What about points $P$ to the right of $\ell$? For them, we have $r_{2}'=g-d(P,\thinspace \ell)$. So, for all points, we have $r_{2}'=g+\sigma_{P}\thinspace d(P,\thinspace \ell)$, where $\sigma_{P}=+1$ if $P$ is to the left of $\ell$, and $\sigma_{P}=-1$ if $P$ is to the right of $\ell$.

^{If $P$ is on $\ell$, then $d(P,\thinspace \ell)=0$, and it does not matter what $\sigma_{P}$ is. For completeness, however, let us define $\sigma_{P}=+1$ in that case, too.}

Thus we obtain that, in the limit, for all points $P$ we have $r_{1}+\sigma_{P}\thinspace d(P,\thinspace \ell)=\text{const.}$, which is equivalent to Eq. 1 from the Main Statement. Note that it does not matter where $\ell$ is placed, as long as it is perpendicular to the axis and unaffected by the limit.

Appenfix 3: defining the positive and negative half-planes without resorting to figures

Although the procedure does not depend on any figure, you may nevertheless find it helpful, as you read, to refer to Fig. 1. The procedure described here should end up defining the left half-plane in that figure as the positive one.

We start by considering an $\ell$ such that $V$ and $F$ are in the same half-plane (just as in the figure). Consider the half-line that is the intersection of the half-plane that contains $V$ and $F$, and the axis through $V$ and $F$. If $F$ is between $V$ and $W$, then we say that the half-line points in the positive direction; otherwise, it points in the negative direction.
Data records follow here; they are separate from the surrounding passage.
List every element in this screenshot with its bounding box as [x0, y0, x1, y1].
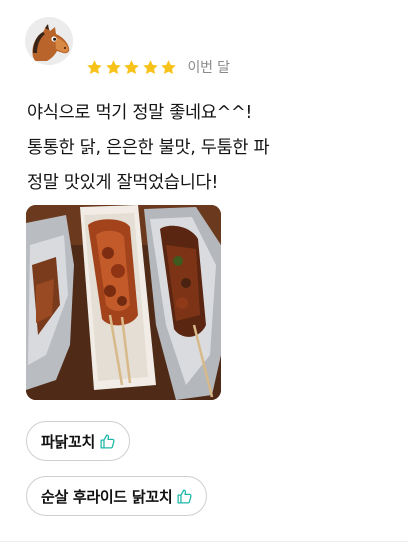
star-icon [105, 59, 121, 74]
review-card: 이번 달 야식으로 먹기 정말 좋네요^^! 통통한 닭, 은은한 불맛, 두툼한… [0, 0, 408, 544]
food-photo-image [26, 205, 221, 400]
avatar[interactable] [25, 17, 73, 65]
review-text-line: 정말 맛있게 잘먹었습니다! [27, 173, 219, 193]
star-icon [124, 59, 139, 74]
horse-avatar-icon [25, 17, 73, 65]
star-rating [86, 59, 179, 76]
review-text-line: 야식으로 먹기 정말 좋네요^^! [27, 103, 253, 123]
tag-boneless-fried-chicken-skewer[interactable]: 순살 후라이드 닭꼬치 [26, 476, 208, 516]
review-text: 야식으로 먹기 정말 좋네요^^! 통통한 닭, 은은한 불맛, 두툼한 파정말 … [27, 96, 387, 201]
divider [0, 541, 408, 542]
tag-label: 파닭꼬치 [41, 432, 96, 451]
star-icon [142, 59, 158, 74]
thumbs-up-icon [177, 488, 192, 504]
star-icon [87, 59, 102, 74]
review-photo[interactable] [26, 205, 221, 400]
rating-row: 이번 달 [86, 55, 230, 79]
tag-pa-dak-kkochi[interactable]: 파닭꼬치 [26, 421, 131, 461]
star-icon [161, 59, 176, 74]
review-text-line: 통통한 닭, 은은한 불맛, 두툼한 파 [27, 138, 270, 158]
review-date: 이번 달 [187, 60, 230, 76]
tag-label: 순살 후라이드 닭꼬치 [41, 487, 173, 506]
thumbs-up-icon [100, 433, 115, 449]
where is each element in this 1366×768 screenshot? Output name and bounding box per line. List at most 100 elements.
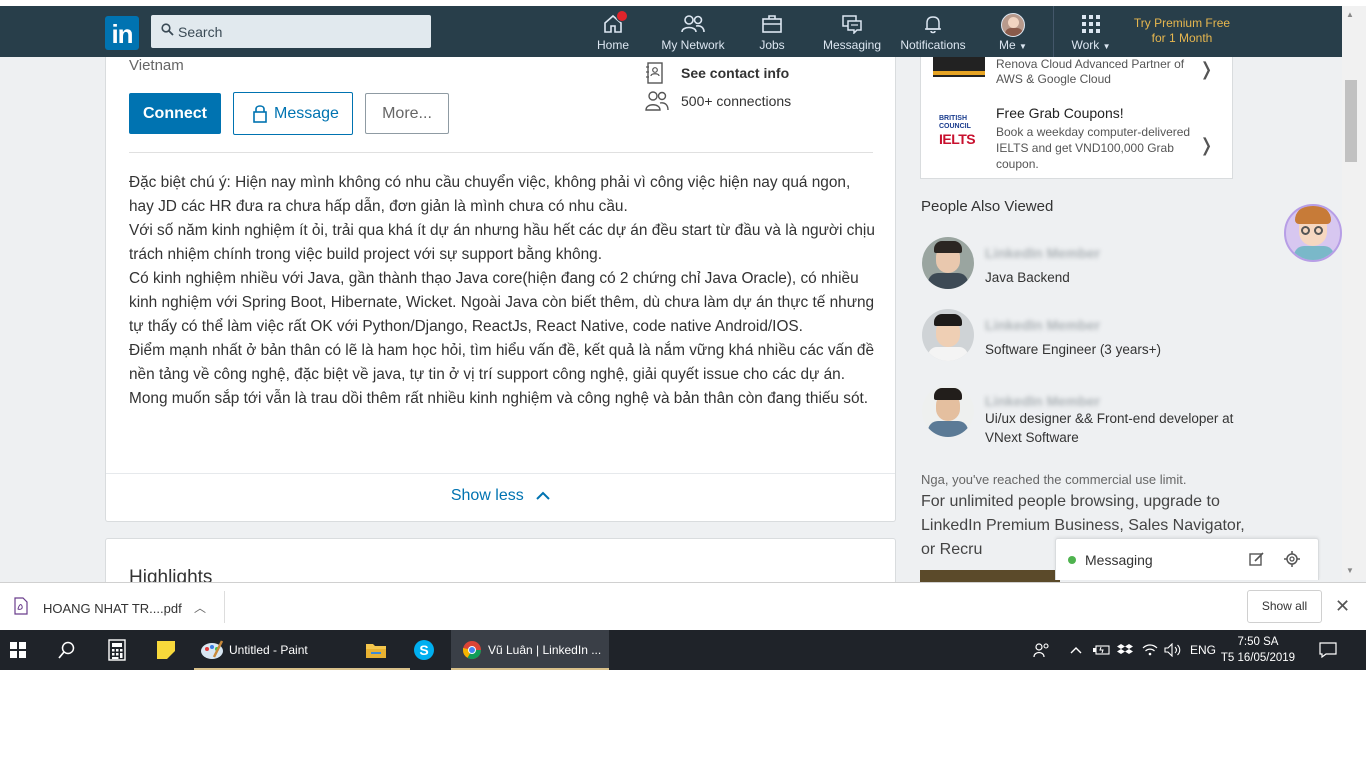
running-indicator: [451, 668, 609, 670]
search-icon: [58, 641, 75, 659]
commercial-limit-notice: Nga, you've reached the commercial use l…: [921, 472, 1187, 487]
connect-button[interactable]: Connect: [129, 93, 221, 134]
ads-card: Renova Cloud Advanced Partner of AWS & G…: [920, 57, 1233, 179]
person-card[interactable]: LinkedIn Member Java Backend: [921, 237, 1251, 297]
download-file-name[interactable]: HOANG NHAT TR....pdf: [43, 601, 182, 616]
input-language-indicator[interactable]: ENG: [1189, 630, 1217, 670]
british-council-line1: BRITISH: [939, 115, 967, 122]
ielts-wordmark: IELTS: [939, 131, 976, 147]
nav-me[interactable]: Me ▼: [994, 6, 1032, 57]
screen: in Search Home My Network Jobs Messaging: [0, 0, 1366, 768]
nav-notifications[interactable]: Notifications: [896, 6, 970, 57]
wifi-tray-button[interactable]: [1140, 630, 1160, 670]
nav-me-text: Me: [999, 38, 1016, 52]
close-icon[interactable]: ✕: [1335, 596, 1350, 617]
dropbox-tray-button[interactable]: [1115, 630, 1135, 670]
notification-center-icon: [1319, 642, 1337, 658]
scroll-down-icon[interactable]: ▼: [1346, 566, 1354, 575]
search-input[interactable]: Search: [151, 15, 431, 48]
nav-work-text: Work: [1071, 38, 1100, 52]
system-clock[interactable]: 7:50 SA T5 16/05/2019: [1220, 634, 1296, 666]
person-card[interactable]: LinkedIn Member Software Engineer (3 yea…: [921, 309, 1251, 369]
people-icon: [1033, 643, 1049, 658]
search-icon: [161, 23, 174, 36]
show-all-downloads-button[interactable]: Show all: [1247, 590, 1322, 623]
taskbar-app-chrome[interactable]: Vũ Luân | LinkedIn ...: [451, 630, 609, 670]
compose-icon[interactable]: [1249, 551, 1265, 567]
chevron-right-icon[interactable]: ❭: [1199, 59, 1214, 80]
search-placeholder: Search: [178, 24, 223, 40]
skype-taskbar-button[interactable]: S: [400, 630, 448, 670]
nav-jobs-label: Jobs: [759, 38, 785, 52]
search-button[interactable]: [44, 630, 92, 670]
nav-my-network[interactable]: My Network: [656, 6, 730, 57]
summary-paragraph: Với số năm kinh nghiệm ít ỏi, trải qua k…: [129, 222, 875, 263]
calculator-taskbar-button[interactable]: [94, 630, 142, 670]
skype-icon: S: [414, 640, 434, 660]
notification-badge: [616, 10, 628, 22]
promo-banner[interactable]: [920, 570, 1060, 582]
message-button[interactable]: Message: [233, 92, 353, 135]
chevron-right-icon[interactable]: ❭: [1199, 135, 1214, 156]
volume-tray-button[interactable]: [1162, 630, 1184, 670]
person-name[interactable]: LinkedIn Member: [985, 245, 1100, 261]
nav-me-label: Me ▼: [994, 38, 1032, 52]
linkedin-logo[interactable]: in: [105, 16, 139, 50]
scrollbar-thumb[interactable]: [1345, 80, 1357, 162]
download-shelf: HOANG NHAT TR....pdf ︿ Show all ✕: [0, 582, 1366, 630]
grid-icon: [1082, 15, 1100, 33]
taskbar-app-paint[interactable]: Untitled - Paint: [194, 630, 346, 670]
renova-ad-text[interactable]: Renova Cloud Advanced Partner of AWS & G…: [996, 57, 1196, 87]
premium-trial-link[interactable]: Try Premium Free for 1 Month: [1128, 16, 1236, 46]
avatar[interactable]: [922, 237, 974, 289]
ielts-logo: BRITISH COUNCIL IELTS: [939, 115, 981, 147]
gear-icon[interactable]: [1284, 551, 1300, 567]
dropbox-icon: [1117, 644, 1133, 654]
bell-icon: [925, 16, 941, 34]
messaging-overlay[interactable]: Messaging: [1055, 538, 1319, 580]
nav-jobs[interactable]: Jobs: [750, 6, 794, 57]
assistant-avatar-icon[interactable]: [1284, 204, 1342, 262]
connections-label: 500+ connections: [681, 93, 792, 109]
grab-ad-text[interactable]: Book a weekday computer-delivered IELTS …: [996, 124, 1211, 172]
calculator-icon: [108, 639, 126, 661]
sticky-notes-taskbar-button[interactable]: [144, 630, 192, 670]
person-name[interactable]: LinkedIn Member: [985, 393, 1100, 409]
nav-my-network-label: My Network: [661, 38, 725, 52]
people-icon: [681, 15, 705, 33]
start-button[interactable]: [0, 630, 48, 670]
avatar[interactable]: [922, 309, 974, 361]
summary-paragraph: Đặc biệt chú ý: Hiện nay mình không có n…: [129, 174, 851, 215]
avatar[interactable]: [922, 385, 974, 437]
action-center-button[interactable]: [1314, 630, 1342, 670]
grab-ad-title[interactable]: Free Grab Coupons!: [996, 105, 1124, 121]
nav-messaging[interactable]: Messaging: [820, 6, 884, 57]
more-button[interactable]: More...: [365, 93, 449, 134]
file-explorer-taskbar-button[interactable]: [344, 630, 410, 670]
show-less-button[interactable]: Show less: [106, 487, 895, 505]
person-headline: Java Backend: [985, 270, 1070, 285]
premium-line1: Try Premium Free: [1133, 16, 1231, 30]
summary-paragraph: Mong muốn sắp tới vẫn là trau dồi thêm r…: [129, 390, 869, 407]
nav-work-label: Work ▼: [1066, 38, 1116, 52]
download-divider: [224, 591, 225, 623]
nav-work[interactable]: Work ▼: [1066, 6, 1116, 57]
summary-paragraph: Điểm mạnh nhất ở bản thân có lẽ là ham h…: [129, 342, 875, 383]
messaging-label: Messaging: [1085, 552, 1153, 568]
message-button-label: Message: [274, 105, 339, 122]
show-hidden-icons-button[interactable]: [1068, 630, 1084, 670]
people-tray-button[interactable]: [1030, 630, 1054, 670]
windows-icon: [10, 642, 26, 658]
battery-tray-button[interactable]: [1091, 630, 1111, 670]
avatar: [1001, 13, 1025, 37]
nav-home[interactable]: Home: [588, 6, 638, 57]
chevron-up-icon[interactable]: ︿: [194, 599, 206, 616]
scroll-up-icon[interactable]: ▲: [1346, 10, 1354, 19]
person-card[interactable]: LinkedIn Member Ui/ux designer && Front-…: [921, 385, 1251, 445]
person-name[interactable]: LinkedIn Member: [985, 317, 1100, 333]
battery-icon: [1093, 645, 1110, 655]
nav-home-label: Home: [596, 38, 629, 52]
svg-text:S: S: [419, 642, 428, 658]
british-council-line2: COUNCIL: [939, 123, 971, 130]
chrome-app-label: Vũ Luân | LinkedIn ...: [488, 643, 602, 657]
For short, we say that the half-line that points in the positive direction is the positive half-line.

Now that we have one half-line along the axis for which we can define the direction, we can use it to define the direction of all half-lines along the same axis. The procedure is described here.

Now that we have defined the directions of all half-lines along the axis, we continue as follows. Given an arbitrary $\ell$ (which, as usual, defines two half-planes, but which, relative to $F$ and $V$, can fall anywhere, for example between $F$ and $V$), the positive half-plane is the one that contains the positive half-line that begins at $W$.

My questions, again

1. Is there a source (like a textbook) that gives this property/definition?
2. What is a standard way of formulating this property/definition?
3. Does this property/definition have a standard name?

Answer 1

This property immediately follows from the definition of parabola as a locus of points:

A parabola is a set of points, such that for any point $P$ of the set its distance to a fixed point $F$ (the focus) is equal to its distance to a fixed line $d$ (the directrix).

Let $H$ be the projection of $P$ on the directrix. As the directrix is perpendicular to the axis of the parabola, and hence parallel to your line $l$, we have: $$ FP=PH=QH - \sigma_P QP. $$ Your result follows because $QH$ is a constant, the distance of line $l$ from the directrix.